John Heaton (jheaton) wrote,
John Heaton
jheaton

Book dump: March 2007

These are the books I read in March:

Storm Over Texas: The Annexation Crisis and the Road to Civil War by Joel H. Silbey
The theory here is that the annexation of Texas caused the American political system to shift from one based on partisan differences to one based on sectional differences. I've no doubt that the annexation crisis contributed to the change, but it seems to me that it at best accelerated a trend that was already well underway as early as 1840.
 
The Watchman by Robert Crais
Elvis Cole's partner Joe Pike is hired to protect a flighty heiress from danger. A decent read, but for my nickel it only came to life in the sequences featuring Cole and LAPD criminalist John Chen.
 
The Spellman Files by Lisa Lutz
The wacky adventures of a family of private investigators in San Francisco, who spend as much time investigating one another as they do their clients. Very funny.
 
Tyrannosaur Canyon by Douglas Preston
Unexceptional paleontologic thriller.
 
1632 by Eric Flint
An alternative history yarn about a 20th century West Virginia mining town and its inhabitants being thrust back in time to 17th century Germany. Entertaining, but many of the characters are a bit too perfect.
 
The Thieves of Heaven by Richard Doetsch
I was expecting a light Da Vinci Code-style heist novel, but it turned out to be a supernatural thriller with a clever premise and morally complex characters. Better than I expected.
 
Cinderella: Inside the Rise of Mid-Major College Basketball by Michael Litos
You have to *really* love college basketball to fully appreciate this book, which frequently gets bogged down in the minutae of individual games. It was interesting to learn just how lucrative it is to reach the Final Four of the NCAA Mens Division I Basketball tournament, though.
 
Bobbie Faye's Very (very, very, very) Bad Day by Toni McGee Causey
An interesting cross between a chick-lit novel and a Donald E. Westlake-style comic caper.

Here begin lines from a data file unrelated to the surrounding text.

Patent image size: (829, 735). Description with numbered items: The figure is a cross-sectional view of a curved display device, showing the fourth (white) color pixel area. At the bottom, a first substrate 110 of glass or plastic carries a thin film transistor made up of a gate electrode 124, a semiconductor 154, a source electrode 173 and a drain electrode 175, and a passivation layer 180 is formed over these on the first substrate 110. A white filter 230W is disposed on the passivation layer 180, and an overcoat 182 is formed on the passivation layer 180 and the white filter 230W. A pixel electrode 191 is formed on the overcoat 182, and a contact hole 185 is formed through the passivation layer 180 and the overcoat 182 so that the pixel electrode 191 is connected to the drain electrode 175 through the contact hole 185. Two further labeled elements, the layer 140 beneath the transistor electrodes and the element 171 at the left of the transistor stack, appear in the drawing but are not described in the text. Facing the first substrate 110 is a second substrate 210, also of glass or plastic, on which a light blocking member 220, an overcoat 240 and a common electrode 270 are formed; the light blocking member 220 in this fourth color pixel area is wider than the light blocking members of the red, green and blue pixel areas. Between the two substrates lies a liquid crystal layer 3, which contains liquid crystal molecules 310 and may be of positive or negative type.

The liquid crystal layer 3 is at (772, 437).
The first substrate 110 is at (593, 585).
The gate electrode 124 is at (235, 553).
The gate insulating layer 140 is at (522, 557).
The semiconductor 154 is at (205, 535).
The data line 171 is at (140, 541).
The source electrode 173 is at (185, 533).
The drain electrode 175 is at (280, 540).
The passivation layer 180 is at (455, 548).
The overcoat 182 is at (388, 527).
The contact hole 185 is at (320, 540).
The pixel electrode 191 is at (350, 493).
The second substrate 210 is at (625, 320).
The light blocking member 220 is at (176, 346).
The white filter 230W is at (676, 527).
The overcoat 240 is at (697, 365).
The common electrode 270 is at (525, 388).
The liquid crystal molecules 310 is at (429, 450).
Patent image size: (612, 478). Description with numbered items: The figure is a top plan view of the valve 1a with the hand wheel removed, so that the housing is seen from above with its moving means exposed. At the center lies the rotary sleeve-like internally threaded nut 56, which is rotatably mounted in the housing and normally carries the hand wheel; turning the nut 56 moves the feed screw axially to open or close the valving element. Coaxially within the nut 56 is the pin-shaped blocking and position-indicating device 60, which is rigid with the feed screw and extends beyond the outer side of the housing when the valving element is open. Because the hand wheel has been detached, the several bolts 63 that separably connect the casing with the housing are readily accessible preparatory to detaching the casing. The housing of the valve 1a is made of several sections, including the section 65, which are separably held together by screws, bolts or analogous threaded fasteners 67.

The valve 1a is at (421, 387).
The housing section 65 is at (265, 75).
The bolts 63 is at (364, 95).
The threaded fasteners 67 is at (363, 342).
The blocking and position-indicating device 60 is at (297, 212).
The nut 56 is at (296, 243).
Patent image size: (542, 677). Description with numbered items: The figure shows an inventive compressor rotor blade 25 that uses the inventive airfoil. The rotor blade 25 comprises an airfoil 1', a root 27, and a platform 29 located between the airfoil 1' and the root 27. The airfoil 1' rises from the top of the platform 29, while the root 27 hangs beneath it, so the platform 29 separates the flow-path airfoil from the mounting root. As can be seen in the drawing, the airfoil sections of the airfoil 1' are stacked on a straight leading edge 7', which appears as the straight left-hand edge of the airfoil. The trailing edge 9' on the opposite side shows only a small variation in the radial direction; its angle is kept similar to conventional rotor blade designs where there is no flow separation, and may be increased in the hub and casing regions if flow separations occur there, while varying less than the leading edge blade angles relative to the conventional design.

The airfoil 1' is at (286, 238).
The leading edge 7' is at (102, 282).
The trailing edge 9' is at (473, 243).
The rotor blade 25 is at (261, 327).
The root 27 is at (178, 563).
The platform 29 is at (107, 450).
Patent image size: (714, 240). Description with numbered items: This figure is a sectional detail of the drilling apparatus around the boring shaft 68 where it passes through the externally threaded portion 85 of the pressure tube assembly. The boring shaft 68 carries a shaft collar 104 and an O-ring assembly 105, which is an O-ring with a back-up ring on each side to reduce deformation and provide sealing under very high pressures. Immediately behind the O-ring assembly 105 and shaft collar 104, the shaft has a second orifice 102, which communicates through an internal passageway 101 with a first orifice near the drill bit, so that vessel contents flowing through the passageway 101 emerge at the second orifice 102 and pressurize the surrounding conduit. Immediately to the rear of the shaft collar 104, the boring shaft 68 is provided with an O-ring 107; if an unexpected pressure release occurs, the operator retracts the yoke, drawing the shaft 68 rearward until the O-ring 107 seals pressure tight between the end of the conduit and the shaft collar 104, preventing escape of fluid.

Funny, but perhaps just a bit too over-the-top.
 
Land of Mist and Snow by Debra Doyle and James Macdonald
An alternative history novel set during the American Civil War. I appreciated the firm anti-Confederate stance, and the cover is gorgeous, but ultimately it left me feeling a little underwhelmed.
 
Burn the Town and Sack the Banks: Confederates Attack Vermont! by Cathryn J. Prince
Did you know that Confederate soldiers operating out of Canada mounted a guerilla attack on the Vermont town of St. Albans in 1864? I didn't, and I was an American history major in college. An interesting, well written story, but a little skimpy on the details.
 
Misty of Chincoteague by Marguerite Henry
I never read this as a kid because it was a horse book, and I had the idea that I didn't like books about horses. (Not that I remember reading any...) Having now read it, I can say that I wouldn't have thought particularly highly of it had I read it back in the day. It wasn't bad, but it certainly wouldn't make my list of beloved children's classics.